Descartes, Resurrection and the Afterlife
Rene Descartes insists that a substance either has mental or physical properties (e.g., being in pain OR having a certain mass/weight), but not both.
What kind of dualism is Descartes espousing? The technical name for this philosophy is substance dualism: he argues for two categories--res extensa (extended substance) and res cogitans (thinking substance). The French thinker says that he is the latter rather than the former; that is to say, he's not absolutely identical with his body, but he is identical with his soul (mind).
So Descartes allows for the possibility of disembodied existence as a thinking thing. Yet there are questions that can be asked concerning resurrection when it's understood within a dualist framework. For example, does substance dualism satisfactorily account for a resurrection of the body? Physicalist acounts of the resurrection are often heavily critiqued or discounted, but I wonder if dualism (especially of a Cartesian kind) fares any better.

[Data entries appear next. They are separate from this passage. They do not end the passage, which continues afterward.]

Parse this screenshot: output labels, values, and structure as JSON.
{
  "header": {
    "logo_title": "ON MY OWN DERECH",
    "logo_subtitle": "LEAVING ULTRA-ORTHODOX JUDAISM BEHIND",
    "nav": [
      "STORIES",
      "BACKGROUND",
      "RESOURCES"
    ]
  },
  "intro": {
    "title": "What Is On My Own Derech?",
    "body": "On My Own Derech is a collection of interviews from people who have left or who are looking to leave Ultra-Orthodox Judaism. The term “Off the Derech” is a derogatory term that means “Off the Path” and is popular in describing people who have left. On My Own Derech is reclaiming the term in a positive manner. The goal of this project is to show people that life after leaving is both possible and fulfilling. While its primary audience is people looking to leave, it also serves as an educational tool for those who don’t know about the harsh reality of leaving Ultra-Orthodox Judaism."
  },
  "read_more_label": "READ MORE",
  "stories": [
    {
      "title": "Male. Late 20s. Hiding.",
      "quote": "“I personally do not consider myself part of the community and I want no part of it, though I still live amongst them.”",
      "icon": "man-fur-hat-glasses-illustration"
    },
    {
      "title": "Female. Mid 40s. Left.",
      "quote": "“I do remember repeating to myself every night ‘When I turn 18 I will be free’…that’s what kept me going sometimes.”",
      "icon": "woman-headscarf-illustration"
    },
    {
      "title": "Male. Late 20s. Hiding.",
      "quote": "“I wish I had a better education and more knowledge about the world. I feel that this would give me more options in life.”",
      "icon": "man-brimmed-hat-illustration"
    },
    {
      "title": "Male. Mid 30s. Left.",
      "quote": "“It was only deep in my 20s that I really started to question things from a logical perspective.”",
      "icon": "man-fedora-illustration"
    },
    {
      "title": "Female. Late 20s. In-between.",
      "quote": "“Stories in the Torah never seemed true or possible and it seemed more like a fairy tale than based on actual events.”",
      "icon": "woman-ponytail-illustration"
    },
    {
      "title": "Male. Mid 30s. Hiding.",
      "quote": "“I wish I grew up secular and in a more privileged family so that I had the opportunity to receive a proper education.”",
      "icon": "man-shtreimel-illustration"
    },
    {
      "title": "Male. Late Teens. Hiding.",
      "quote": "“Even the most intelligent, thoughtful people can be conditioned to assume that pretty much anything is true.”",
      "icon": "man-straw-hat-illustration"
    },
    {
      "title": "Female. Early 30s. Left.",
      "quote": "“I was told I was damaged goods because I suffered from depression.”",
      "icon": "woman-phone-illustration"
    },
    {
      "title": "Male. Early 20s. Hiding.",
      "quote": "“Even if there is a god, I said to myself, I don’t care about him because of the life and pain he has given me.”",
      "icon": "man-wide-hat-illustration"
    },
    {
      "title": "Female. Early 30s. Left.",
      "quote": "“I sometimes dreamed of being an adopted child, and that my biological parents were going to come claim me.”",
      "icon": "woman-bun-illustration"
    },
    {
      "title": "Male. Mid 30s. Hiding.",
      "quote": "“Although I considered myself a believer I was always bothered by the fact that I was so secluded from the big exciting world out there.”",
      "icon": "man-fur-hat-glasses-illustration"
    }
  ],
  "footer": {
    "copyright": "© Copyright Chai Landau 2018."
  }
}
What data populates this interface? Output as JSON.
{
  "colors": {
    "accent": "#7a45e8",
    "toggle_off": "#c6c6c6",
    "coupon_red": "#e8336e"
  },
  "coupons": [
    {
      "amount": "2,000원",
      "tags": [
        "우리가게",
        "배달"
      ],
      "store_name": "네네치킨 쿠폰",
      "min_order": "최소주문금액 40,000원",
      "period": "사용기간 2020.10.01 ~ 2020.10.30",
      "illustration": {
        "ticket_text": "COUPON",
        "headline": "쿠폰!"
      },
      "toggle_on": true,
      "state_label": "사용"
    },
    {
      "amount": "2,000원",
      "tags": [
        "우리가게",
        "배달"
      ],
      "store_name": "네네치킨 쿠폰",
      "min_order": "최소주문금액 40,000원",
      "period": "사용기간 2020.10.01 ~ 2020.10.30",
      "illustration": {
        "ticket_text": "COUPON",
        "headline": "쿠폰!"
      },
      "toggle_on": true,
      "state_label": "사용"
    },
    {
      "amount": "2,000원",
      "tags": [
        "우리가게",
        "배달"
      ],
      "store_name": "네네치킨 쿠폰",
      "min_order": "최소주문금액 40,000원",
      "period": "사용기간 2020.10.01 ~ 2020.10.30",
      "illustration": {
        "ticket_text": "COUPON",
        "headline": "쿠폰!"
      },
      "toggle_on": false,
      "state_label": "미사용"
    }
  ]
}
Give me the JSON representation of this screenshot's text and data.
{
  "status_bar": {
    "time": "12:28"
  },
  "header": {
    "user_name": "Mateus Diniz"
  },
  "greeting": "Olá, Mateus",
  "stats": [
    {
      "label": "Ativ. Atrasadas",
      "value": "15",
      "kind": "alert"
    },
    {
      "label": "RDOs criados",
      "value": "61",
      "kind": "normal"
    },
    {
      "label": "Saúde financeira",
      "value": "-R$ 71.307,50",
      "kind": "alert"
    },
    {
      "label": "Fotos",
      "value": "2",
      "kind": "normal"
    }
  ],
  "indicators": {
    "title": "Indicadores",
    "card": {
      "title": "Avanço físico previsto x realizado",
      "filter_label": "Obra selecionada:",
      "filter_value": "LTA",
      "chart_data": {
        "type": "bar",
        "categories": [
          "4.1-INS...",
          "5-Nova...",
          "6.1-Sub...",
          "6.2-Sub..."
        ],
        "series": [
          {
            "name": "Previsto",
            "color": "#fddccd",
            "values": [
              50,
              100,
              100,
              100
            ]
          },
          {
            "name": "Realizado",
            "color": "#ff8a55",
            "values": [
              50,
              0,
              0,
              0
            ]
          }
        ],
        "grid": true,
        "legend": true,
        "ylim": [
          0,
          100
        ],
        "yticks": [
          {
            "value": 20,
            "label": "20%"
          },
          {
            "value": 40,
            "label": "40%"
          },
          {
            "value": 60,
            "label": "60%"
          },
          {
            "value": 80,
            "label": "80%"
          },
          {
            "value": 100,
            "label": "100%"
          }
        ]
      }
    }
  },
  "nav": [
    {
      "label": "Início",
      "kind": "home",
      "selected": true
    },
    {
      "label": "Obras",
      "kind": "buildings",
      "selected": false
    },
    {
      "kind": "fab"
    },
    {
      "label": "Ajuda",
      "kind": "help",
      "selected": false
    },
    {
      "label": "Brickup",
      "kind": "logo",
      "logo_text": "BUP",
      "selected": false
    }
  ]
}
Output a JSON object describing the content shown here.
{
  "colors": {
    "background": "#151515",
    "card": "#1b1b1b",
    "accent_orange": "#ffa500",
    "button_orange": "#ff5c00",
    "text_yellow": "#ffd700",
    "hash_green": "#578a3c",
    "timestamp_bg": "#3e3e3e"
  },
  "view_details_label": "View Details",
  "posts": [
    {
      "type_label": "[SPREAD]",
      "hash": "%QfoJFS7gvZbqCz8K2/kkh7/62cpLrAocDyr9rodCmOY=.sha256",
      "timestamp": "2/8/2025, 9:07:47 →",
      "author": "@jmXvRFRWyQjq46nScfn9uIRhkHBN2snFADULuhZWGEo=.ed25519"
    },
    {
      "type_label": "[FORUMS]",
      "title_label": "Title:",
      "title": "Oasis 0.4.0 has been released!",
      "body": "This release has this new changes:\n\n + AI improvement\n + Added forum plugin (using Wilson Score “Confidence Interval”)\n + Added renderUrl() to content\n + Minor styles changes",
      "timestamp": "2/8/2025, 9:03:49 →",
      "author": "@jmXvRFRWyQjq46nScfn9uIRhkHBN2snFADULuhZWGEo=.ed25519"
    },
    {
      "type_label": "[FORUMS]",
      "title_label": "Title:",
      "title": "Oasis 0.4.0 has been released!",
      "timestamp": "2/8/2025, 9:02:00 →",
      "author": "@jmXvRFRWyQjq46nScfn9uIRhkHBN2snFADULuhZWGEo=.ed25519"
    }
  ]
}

How can the resurrection body be numerically identical with the body that preceded it, since at death, all bodies--with the exception of Christ's body--undergo corruption? That question is difficult to answer using Cartesianism, although hylomorphic/hylemorphic dualism thinks it can provide a plausible answer to the question. But I've seen hylemorphic/hylomorphic accounts that appeal to divine miracles in order to account for an absolute identity between the pre and post-resurrection body. Are such approaches satisfactory explanations of the resurrection?
Scripture does not deal with, nor does it answer these kinds of questions. We're just assured that the resurrection will happen (John 5:28-29; Acts 24:15; Revelation 20:4-6).